I'm super stoked for summer 2011. I'll be turning 18, and everyone will be out of school and everyone can just hang out and have fun and do insane things like the summers in the past.

I'm sure it will be different that other summers, but I know it's gonna be insane.

Despite wanting summer to already be here, I'm also a little cautious. This summer, I will have graduated, and will be a legal adult, and on top of that, at the end of the summer, I won't be getting ready to go back to Bird. I'll be moving to college.

Wow time changes things but I'm still stoked for summer.

Monday, January 24, 2011

Spring Break

I know Spring Break is still over 3 months away, but I'm thinking about going on another NYC trip on Spring Break.

As long as I get accepted to SVA that is. I'll most likely know by then and I won't wanna go if I get rejected. But it would be nice to visit my cousin again and be able to be in the city without having a heat stroke or having to buy boots and wear 12 layers of clothing.

Either way, I'm debating. But I also wanna save up for a Macbook and I don't think I can save up for both at the same time. Well we will see.

I'm working 30 hours this week, and it's a full school week. And I'm trying to finish up my last couple college apps and have a list of things I need to get done. And I still have to convince my principal to let me switch out of AP Government before I become a 2nd year senior.

Man I really need it to be Spring Break.

-AustinCHB

Saturday, January 15, 2011

Transformation

Looking back, it seems pretty insane how much I've transformed as an individual.

I've gone through so many phases, friends, and styles throughout my lifetime, and I feel much content now.

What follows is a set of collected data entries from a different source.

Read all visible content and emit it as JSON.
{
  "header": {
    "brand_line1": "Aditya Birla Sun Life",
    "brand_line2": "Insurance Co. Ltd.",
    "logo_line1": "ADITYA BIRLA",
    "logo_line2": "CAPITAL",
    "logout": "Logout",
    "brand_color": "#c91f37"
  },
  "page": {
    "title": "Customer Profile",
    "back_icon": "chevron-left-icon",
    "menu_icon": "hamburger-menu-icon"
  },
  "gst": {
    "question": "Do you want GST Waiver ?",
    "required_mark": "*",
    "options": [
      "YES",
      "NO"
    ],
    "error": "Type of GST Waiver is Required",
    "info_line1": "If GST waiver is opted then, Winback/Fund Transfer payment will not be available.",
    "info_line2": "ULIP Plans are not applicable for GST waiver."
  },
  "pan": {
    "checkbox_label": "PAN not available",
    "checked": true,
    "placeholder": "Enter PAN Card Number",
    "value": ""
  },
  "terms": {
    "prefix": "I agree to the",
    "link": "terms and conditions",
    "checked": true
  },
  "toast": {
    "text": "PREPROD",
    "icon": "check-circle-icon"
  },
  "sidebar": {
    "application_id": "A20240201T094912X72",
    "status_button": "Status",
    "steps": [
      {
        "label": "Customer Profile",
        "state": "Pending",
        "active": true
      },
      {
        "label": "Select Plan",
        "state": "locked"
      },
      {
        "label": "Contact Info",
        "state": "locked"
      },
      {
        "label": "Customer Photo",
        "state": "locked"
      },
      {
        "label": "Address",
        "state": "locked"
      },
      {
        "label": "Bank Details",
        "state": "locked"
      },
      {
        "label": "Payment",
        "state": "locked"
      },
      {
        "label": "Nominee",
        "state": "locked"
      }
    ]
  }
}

As a freshman, "underground" music and going to shows was all I cared about. Throughout high school up until these past few months, I went to shows every chance I got. Not that I don't plan on ever going to shows, I will go to a show if there's a band on the line up that I really wanna see. However, I used to go to shows as much as I possibly could, even if the bands weren't ones that I was really into.

I always wore Vans, band tees, and the most "hardcore" wanna be band dude clothes that I could possibly get my hands on. It's funny because I've thrown almost all my band tees away and I only wear the ones I kept as undershirts now. My style has transformed so much over high school.

I begged my mom to let me get gauges for about two years and I finally got them. My lobes are currently stretched at 3/4 of an inch and a year ago, I was planning on going as big as possible. But right now, I would go get them chopped off if it wasn't so painful and expensive to do so. Not that I am anti gauges, I'm just not into having them anymore. I feel as if they don't fit who I am. But I'm not miserable with them.

Even my outlook on girls has changed. I used to say I would only date a girl that liked the same music as me and had gauges/piercings. Despite me being single now, I would never be shallow enough to only date girls who fit a specific stereotype.

I tried to so hard to fit in with a specific group of people, who I thought were cool because of their music taste and style. However, my groups of friends are as diverse as possible, and I'm friends with anyone.

I guess the whole point is that all of us look up to certain people or things, mine being bands that I was addicted to, and wanna be just like them. I went through all those phases. But now, with only a semester of high school left, I've finally started to discover who I am.